Le Rwanda a célébré samedi 4 juillet 2026 le 32ème anniversaire du « jour de la libération », qui marque la fin du génocide de 1994 perpétré contre les Tutsis et le début d’une nouvelle ère de réconciliation. A cette occasion, Paul Kagame a exprimé son dépit face à la « persistance » de l’idéologie génocidaire dans la région des Grands Lacs, dans un contexte d’intenses combats entre l’armée congolaise appuyée par les troupes burundaises et la milice majoritairement tutsi M23 soutenue par l’armée rwandaise.
Celui qui, à partir de 1990, en tant que commandant des forces du Front patriotique rwandais (FPR), a mené la lutte pour la libération du Rwanda refuse de prendre cette « menace à la légère » alors qu’il accuse certains groupes rebelles basés dans l’est de la République démocratique du Congo (notamment les FDLR) d’être porteurs de cette idéologie.
« Pendant des décennies, le Rwanda a été façonné par un système d’exclusion, de peur et de division. La libération visait à rétablir ce qui avait été volé : le droit des Rwandais à vivre dans la dignité. Cependant, les idées à l’origine du génocide n’ont pas complètement disparu. Elles persistent sous différentes formes et restent présentes dans toute notre région. Nous avons trop vu et trop souffert pour prendre cette menace à la légère. La sécurité et la bonne gouvernance sont le fondement de tout ce que nous avons construit. La sécurité est une question de survie, et non d’approbation extérieure. Sans elle, rien ne tient. C’est pourquoi nous restons vigilants et fermes », a-t-il déclaré, assurant que le génocide contre les Tutsii se reproduira plus jamais, pour une raison simple : « nous ne le permettrons pas ».
Dans la région des Grands Lacs, l’idéologie génocidaire reste un sujet géopolitique sensible, Kigali accusant régulièrement Kinshasa de collaborer avec les génocidaires pour renverser le régime Kagame.
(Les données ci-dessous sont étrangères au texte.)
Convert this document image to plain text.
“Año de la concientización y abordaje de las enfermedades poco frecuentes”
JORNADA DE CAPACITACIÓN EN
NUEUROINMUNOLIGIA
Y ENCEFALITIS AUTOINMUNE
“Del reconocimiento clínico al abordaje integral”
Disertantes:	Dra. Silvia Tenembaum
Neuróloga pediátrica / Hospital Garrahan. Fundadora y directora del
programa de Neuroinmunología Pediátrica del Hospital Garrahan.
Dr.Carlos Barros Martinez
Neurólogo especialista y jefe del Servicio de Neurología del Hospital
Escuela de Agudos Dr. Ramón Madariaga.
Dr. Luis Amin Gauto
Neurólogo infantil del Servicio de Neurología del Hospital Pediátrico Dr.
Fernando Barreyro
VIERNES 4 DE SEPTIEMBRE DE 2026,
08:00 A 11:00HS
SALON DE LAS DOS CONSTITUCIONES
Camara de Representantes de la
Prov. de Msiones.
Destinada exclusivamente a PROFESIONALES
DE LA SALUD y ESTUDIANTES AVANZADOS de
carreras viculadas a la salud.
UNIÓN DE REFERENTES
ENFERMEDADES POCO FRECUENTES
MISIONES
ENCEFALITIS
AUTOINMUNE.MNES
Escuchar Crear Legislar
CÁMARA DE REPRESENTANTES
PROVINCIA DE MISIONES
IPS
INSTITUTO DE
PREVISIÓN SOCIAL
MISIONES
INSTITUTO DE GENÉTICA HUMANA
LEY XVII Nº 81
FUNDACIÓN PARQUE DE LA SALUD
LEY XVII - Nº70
Des allégations rejetées par l’administration Tshisekedi, qui exige le retrait inconditionnel des Forces de défense rwandaises du territoire congolais.
Le 6 avril 1994, la mort des présidents du Burundi et du Rwanda dans un accident d’avion provoqué par un tir de roquette, déclencha plusieurs semaines de massacres systématiques et à grande échelle. Ces tueries – on estime jusqu’à 1 million le nombre des victimes assassinées – qui choquèrent la communauté internationale constituaient manifestement des actes de génocide. Entre 150 000 et 250 000 femmes furent également violées. Des membres de la garde présidentielle commencèrent, selon l’ONU, à tuer des civils tutsi dans un quartier de Kigali situé près de l’aéroport. Moins d’une demi-heure après que l’avion s’était écrasé, des barrages contrôlés par des miliciens hutus souvent aidés par la gendarmerie (police paramilitaire) ou par du personnel militaire furent mis en place pour identifier les Tutsi.
Le 22 juin, le Conseil de sécurité autorisa des forces françaises à mener une opération humanitaire. Cette mission, appelée Opération Turquoise, permit de sauver des centaines de civils dans le sud-ouest du Rwanda, mais elle aurait également permis à des soldats, des responsables et des miliciens impliqués dans le génocide de fuir le Rwanda en passant par des zones contrôlées par ces forces. Dans d’autres régions, les tueries se poursuivirent jusqu’au 4 juillet 1994, date à laquelle le FPR prit le contrôle militaire de tout le territoire rwandais.
Plus de 30 ans après, la région demeure instable. L’armée rwandaise et le M23 occupent actuellement de vastes zones dans l’est de la RDC. Malgré l’adoption de la résolution 2773 du Conseil de sécurité, exigeant le retrait des troupes rwandaises, le Rwanda poursuit son offensive, qui a entraîné une grave crise humanitaire.